M. Netanyahu le Premier ministre ayant occupé le poste le plus longtemps de l'histoire d'Israël a affirmé que les accusations de corruption de corruption et d'abus de confiance étaient toutes 'infondées'.
Dans la vidéo de déclaration publique il a déclaré que la demande d'amnistie était nécessaire car 'tous ceux qui espèrent une bonne chose pour le pays devraient soutenir cette démarche'. Il a également souligné qu'il croyait toujours qu'il serait purgé de sa peine si le processus de jugement se poursuivait.
Selon la lettre soumise au Palais présidentiel israélien les avocats de M. Netanyahu ont fait valoir que le procès prolongé avait entravé la capacité de gouverner le pays nui à l'unité nationale et que la démission était donc 'pour l'intérêt public'. Ils ont estimé que le président israélien avait le droit d'agir dans des cas particuliers.
Cependant il s'agit d'une demande presque sans précédent.
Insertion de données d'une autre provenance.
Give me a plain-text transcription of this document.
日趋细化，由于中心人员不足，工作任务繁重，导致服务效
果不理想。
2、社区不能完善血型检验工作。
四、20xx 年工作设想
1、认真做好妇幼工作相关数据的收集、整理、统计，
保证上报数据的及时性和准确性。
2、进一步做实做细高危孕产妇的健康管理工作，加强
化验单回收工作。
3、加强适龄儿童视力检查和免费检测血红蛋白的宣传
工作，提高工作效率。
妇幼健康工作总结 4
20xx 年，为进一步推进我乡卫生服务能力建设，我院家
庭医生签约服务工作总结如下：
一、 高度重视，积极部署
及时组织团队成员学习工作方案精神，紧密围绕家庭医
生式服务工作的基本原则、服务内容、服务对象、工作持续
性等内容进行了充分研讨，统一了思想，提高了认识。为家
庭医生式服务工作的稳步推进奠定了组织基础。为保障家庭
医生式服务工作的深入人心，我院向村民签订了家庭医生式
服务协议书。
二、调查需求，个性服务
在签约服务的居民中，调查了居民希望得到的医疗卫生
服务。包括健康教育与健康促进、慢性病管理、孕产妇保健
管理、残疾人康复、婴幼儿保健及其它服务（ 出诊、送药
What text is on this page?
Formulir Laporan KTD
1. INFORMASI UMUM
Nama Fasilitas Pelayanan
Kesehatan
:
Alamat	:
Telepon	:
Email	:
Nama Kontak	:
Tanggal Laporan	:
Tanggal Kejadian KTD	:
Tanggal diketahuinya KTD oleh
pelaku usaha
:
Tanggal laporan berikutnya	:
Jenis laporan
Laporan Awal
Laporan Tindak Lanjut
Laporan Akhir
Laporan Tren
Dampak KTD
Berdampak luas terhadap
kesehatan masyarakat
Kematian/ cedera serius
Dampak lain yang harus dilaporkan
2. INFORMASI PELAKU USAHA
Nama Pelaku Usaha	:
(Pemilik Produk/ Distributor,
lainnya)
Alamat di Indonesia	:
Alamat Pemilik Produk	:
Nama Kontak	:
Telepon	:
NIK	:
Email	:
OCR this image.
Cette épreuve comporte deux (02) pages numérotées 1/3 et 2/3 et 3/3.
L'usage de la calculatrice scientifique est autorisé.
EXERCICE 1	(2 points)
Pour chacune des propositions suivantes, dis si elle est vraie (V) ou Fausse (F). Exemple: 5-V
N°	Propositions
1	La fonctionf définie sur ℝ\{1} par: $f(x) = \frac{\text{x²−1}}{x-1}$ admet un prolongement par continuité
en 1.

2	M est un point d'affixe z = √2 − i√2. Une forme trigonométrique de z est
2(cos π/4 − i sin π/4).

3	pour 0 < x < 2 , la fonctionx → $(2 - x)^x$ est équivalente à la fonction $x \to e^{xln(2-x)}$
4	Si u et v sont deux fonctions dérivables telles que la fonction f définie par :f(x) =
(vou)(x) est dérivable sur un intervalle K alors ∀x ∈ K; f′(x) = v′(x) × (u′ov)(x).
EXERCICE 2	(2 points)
Le cabinet présidentiel dirigé par M. Isaac Herzog a qualifié cette proposition d'anormale avec de graves conséquences et a déclaré qu'elle serait examinée attentivement après avoir reçu les avis d'évaluation du ministère de la Justice.
Il est à noter que le président américain Donald Trump a envoyé une lettre privée au président Herzog ce mois-ci appelant à l'emprisonnement de M. Netanyahu déclarant le procès comme 'une poursuite motivée par des motifs politiques'. Cela a immédiatement suscité un débat brûlant au sein de l'Israël.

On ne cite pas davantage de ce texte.